The general consensus is to leave references off your resume. It’s standard for employers to request your references if they’re interested, with the understanding that you will have references prepared.
Listing references on your resume takes up room that you could be using to sell yourself, as does the “References available upon request” line. Focus on your experience and what you can bring to the company.
By not including your references on every resume you send out, you’re also respecting the privacy and time of your references. It’s a common courtesy to give your references a heads-up if there is a chance they may be contacted by one of your potential employers.
ASKING FOR AND MAINTAINING REFERENCES
- Employers want to contact people who can speak to your skills and abilities. Make sure you choose references that know enough about you.

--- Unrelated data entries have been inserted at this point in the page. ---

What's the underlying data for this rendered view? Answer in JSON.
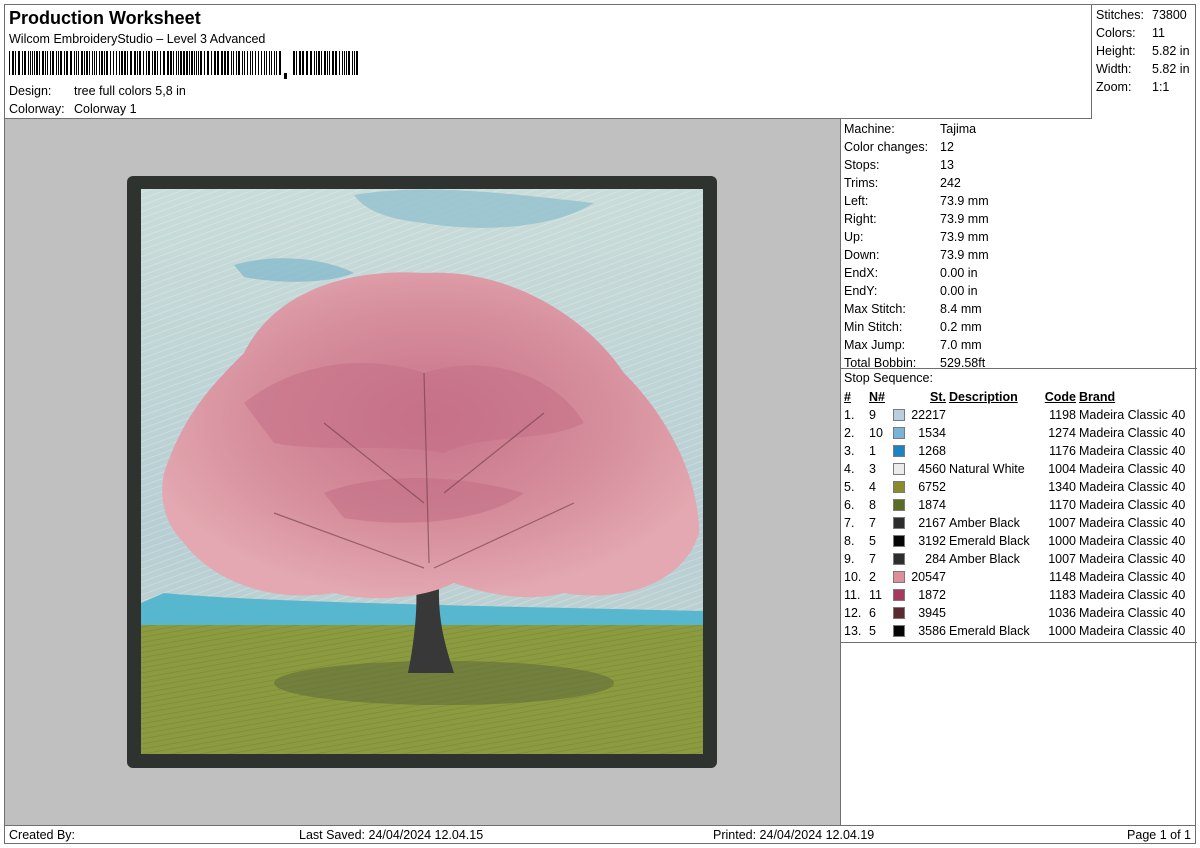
{
  "header": {
    "title": "Production Worksheet",
    "software": "Wilcom EmbroideryStudio – Level 3 Advanced",
    "design_label": "Design:",
    "design_value": "tree full colors 5,8 in",
    "colorway_label": "Colorway:",
    "colorway_value": "Colorway 1"
  },
  "stats": [
    {
      "label": "Stitches:",
      "value": "73800"
    },
    {
      "label": "Colors:",
      "value": "11"
    },
    {
      "label": "Height:",
      "value": "5.82 in"
    },
    {
      "label": "Width:",
      "value": "5.82 in"
    },
    {
      "label": "Zoom:",
      "value": "1:1"
    }
  ],
  "machine": [
    {
      "label": "Machine:",
      "value": "Tajima"
    },
    {
      "label": "Color changes:",
      "value": "12"
    },
    {
      "label": "Stops:",
      "value": "13"
    },
    {
      "label": "Trims:",
      "value": "242"
    },
    {
      "label": "Left:",
      "value": "73.9 mm"
    },
    {
      "label": "Right:",
      "value": "73.9 mm"
    },
    {
      "label": "Up:",
      "value": "73.9 mm"
    },
    {
      "label": "Down:",
      "value": "73.9 mm"
    },
    {
      "label": "EndX:",
      "value": "0.00 in"
    },
    {
      "label": "EndY:",
      "value": "0.00 in"
    },
    {
      "label": "Max Stitch:",
      "value": "8.4 mm"
    },
    {
      "label": "Min Stitch:",
      "value": "0.2 mm"
    },
    {
      "label": "Max Jump:",
      "value": "7.0 mm"
    },
    {
      "label": "Total Bobbin:",
      "value": "529.58ft"
    }
  ],
  "stop_sequence": {
    "title": "Stop Sequence:",
    "headers": {
      "idx": "#",
      "n": "N#",
      "st": "St.",
      "desc": "Description",
      "code": "Code",
      "brand": "Brand"
    },
    "rows": [
      {
        "idx": "1.",
        "n": "9",
        "color": "#b9cfe0",
        "st": "22217",
        "desc": "",
        "code": "1198",
        "brand": "Madeira Classic 40"
      },
      {
        "idx": "2.",
        "n": "10",
        "color": "#79b4d6",
        "st": "1534",
        "desc": "",
        "code": "1274",
        "brand": "Madeira Classic 40"
      },
      {
        "idx": "3.",
        "n": "1",
        "color": "#1d84c3",
        "st": "1268",
        "desc": "",
        "code": "1176",
        "brand": "Madeira Classic 40"
      },
      {
        "idx": "4.",
        "n": "3",
        "color": "#ebebeb",
        "st": "4560",
        "desc": "Natural White",
        "code": "1004",
        "brand": "Madeira Classic 40"
      },
      {
        "idx": "5.",
        "n": "4",
        "color": "#8c8b2c",
        "st": "6752",
        "desc": "",
        "code": "1340",
        "brand": "Madeira Classic 40"
      },
      {
        "idx": "6.",
        "n": "8",
        "color": "#5a6d27",
        "st": "1874",
        "desc": "",
        "code": "1170",
        "brand": "Madeira Classic 40"
      },
      {
        "idx": "7.",
        "n": "7",
        "color": "#2d2d2d",
        "st": "2167",
        "desc": "Amber Black",
        "code": "1007",
        "brand": "Madeira Classic 40"
      },
      {
        "idx": "8.",
        "n": "5",
        "color": "#050505",
        "st": "3192",
        "desc": "Emerald Black",
        "code": "1000",
        "brand": "Madeira Classic 40"
      },
      {
        "idx": "9.",
        "n": "7",
        "color": "#2d2d2d",
        "st": "284",
        "desc": "Amber Black",
        "code": "1007",
        "brand": "Madeira Classic 40"
      },
      {
        "idx": "10.",
        "n": "2",
        "color": "#dd8f9a",
        "st": "20547",
        "desc": "",
        "code": "1148",
        "brand": "Madeira Classic 40"
      },
      {
        "idx": "11.",
        "n": "11",
        "color": "#a8395e",
        "st": "1872",
        "desc": "",
        "code": "1183",
        "brand": "Madeira Classic 40"
      },
      {
        "idx": "12.",
        "n": "6",
        "color": "#5c2a2e",
        "st": "3945",
        "desc": "",
        "code": "1036",
        "brand": "Madeira Classic 40"
      },
      {
        "idx": "13.",
        "n": "5",
        "color": "#050505",
        "st": "3586",
        "desc": "Emerald Black",
        "code": "1000",
        "brand": "Madeira Classic 40"
      }
    ]
  },
  "footer": {
    "created": "Created By:",
    "saved": "Last Saved: 24/04/2024 12.04.15",
    "printed": "Printed: 24/04/2024 12.04.19",
    "page": "Page 1 of 1"
  },
  "preview": {
    "background": "#c0c0c0",
    "border_color": "#2f332f",
    "sky_color": "#b9d0d6",
    "grass_color": "#8c9a40",
    "blossom_color": "#dc98a4",
    "trunk_color": "#383838"
  }
}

- Let any potential references know you’re looking for a job and provide some information on the type of work you’re looking for.
- Ask your references for their preferred method of contact as well as the contact information they would like disclosed. If it has been a while since the last time you’ve applied for a position, check to see if the contact information and means of contact is still current.

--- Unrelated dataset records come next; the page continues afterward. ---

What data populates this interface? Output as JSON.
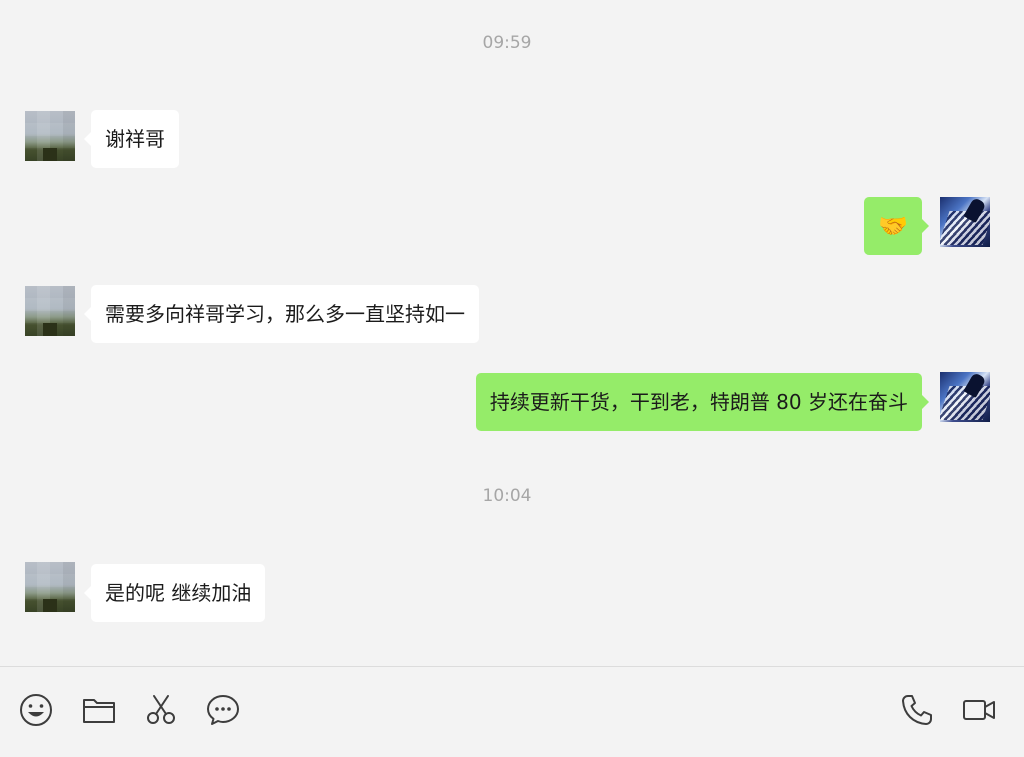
{
  "chat": {
    "timestamps": [
      "09:59",
      "10:04"
    ],
    "messages": [
      {
        "sender": "them",
        "text": "谢祥哥"
      },
      {
        "sender": "me",
        "text": "🤝"
      },
      {
        "sender": "them",
        "text": "需要多向祥哥学习，那么多一直坚持如一"
      },
      {
        "sender": "me",
        "text": "持续更新干货，干到老，特朗普 80 岁还在奋斗"
      },
      {
        "sender": "them",
        "text": "是的呢 继续加油"
      }
    ]
  },
  "toolbar": {
    "left_icons": [
      "emoji-icon",
      "folder-icon",
      "scissors-icon",
      "chat-bubble-icon"
    ],
    "right_icons": [
      "phone-icon",
      "video-call-icon"
    ]
  },
  "colors": {
    "background": "#f3f3f3",
    "sent_bubble": "#95ec69",
    "received_bubble": "#ffffff",
    "timestamp": "#a6a6a6",
    "icon": "#3d3d3d"
  }
}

- Keep three to four references on hand. If you connect with someone else that would be a good reference, feel free to update the list and perhaps even replace someone on your reference list if the new person is a better fit.

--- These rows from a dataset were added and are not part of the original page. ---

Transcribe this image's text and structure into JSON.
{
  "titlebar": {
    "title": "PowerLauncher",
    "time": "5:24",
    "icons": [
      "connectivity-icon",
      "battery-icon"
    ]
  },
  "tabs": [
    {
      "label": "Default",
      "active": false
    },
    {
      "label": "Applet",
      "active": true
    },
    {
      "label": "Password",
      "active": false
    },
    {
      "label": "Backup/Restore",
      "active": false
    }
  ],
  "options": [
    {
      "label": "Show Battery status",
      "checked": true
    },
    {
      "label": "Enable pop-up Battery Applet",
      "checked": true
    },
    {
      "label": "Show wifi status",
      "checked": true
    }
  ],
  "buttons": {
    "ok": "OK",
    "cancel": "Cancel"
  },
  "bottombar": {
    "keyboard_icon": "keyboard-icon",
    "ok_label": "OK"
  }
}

WHAT INFORMATION SHOULD I INCLUDE FROM MY REFERENCES?
Reference Phone Number
HOW SHOULD I PROVIDE MY REFERENCES?
When an employer is interested and would like to follow-up on your application, they will call or email you for references. You should have these references prepared ahead of time.
Feel free to bring a sheet of paper listing your references to an in-person interview. If the hiring team asks you for references, you’ll be able to provide them immediately.
NOTIFYING YOUR REFERENCES
Always let your references know they should be expecting a call or email for a reference check so they know to make themselves available. Tell them the company name and job title as well as a bit about the company and the position you’ve applied to. There might be something relevant you’d like them to highlight in their conversation with your potential employer.
MAINTAINING YOUR REFERENCES
Social media is a great way of re-connecting with people that you would like to ask for a reference. It’s helpful for checking in with your references with touch-points. Even if it’s a “like” on LinkedIn or Facebook, it allows you to keep an open line of communication. Ask how they’re doing and what they have been up to and build from there. Keep your references updated on your job search and any new skills you’ve learned. Your reference may also know of an open position that would be a good fit for you.
Remember to thank your references and keep them updated on your job search. If you get an interview, land the job, or if you’re turned down for a job, let your references know.
If possible, maintain a positive relationship with former employers. Even if you’re unhappy in your current role and find yourself having differences with your boss, keep things professional. You never know when you’ll need to rely on them for a reference.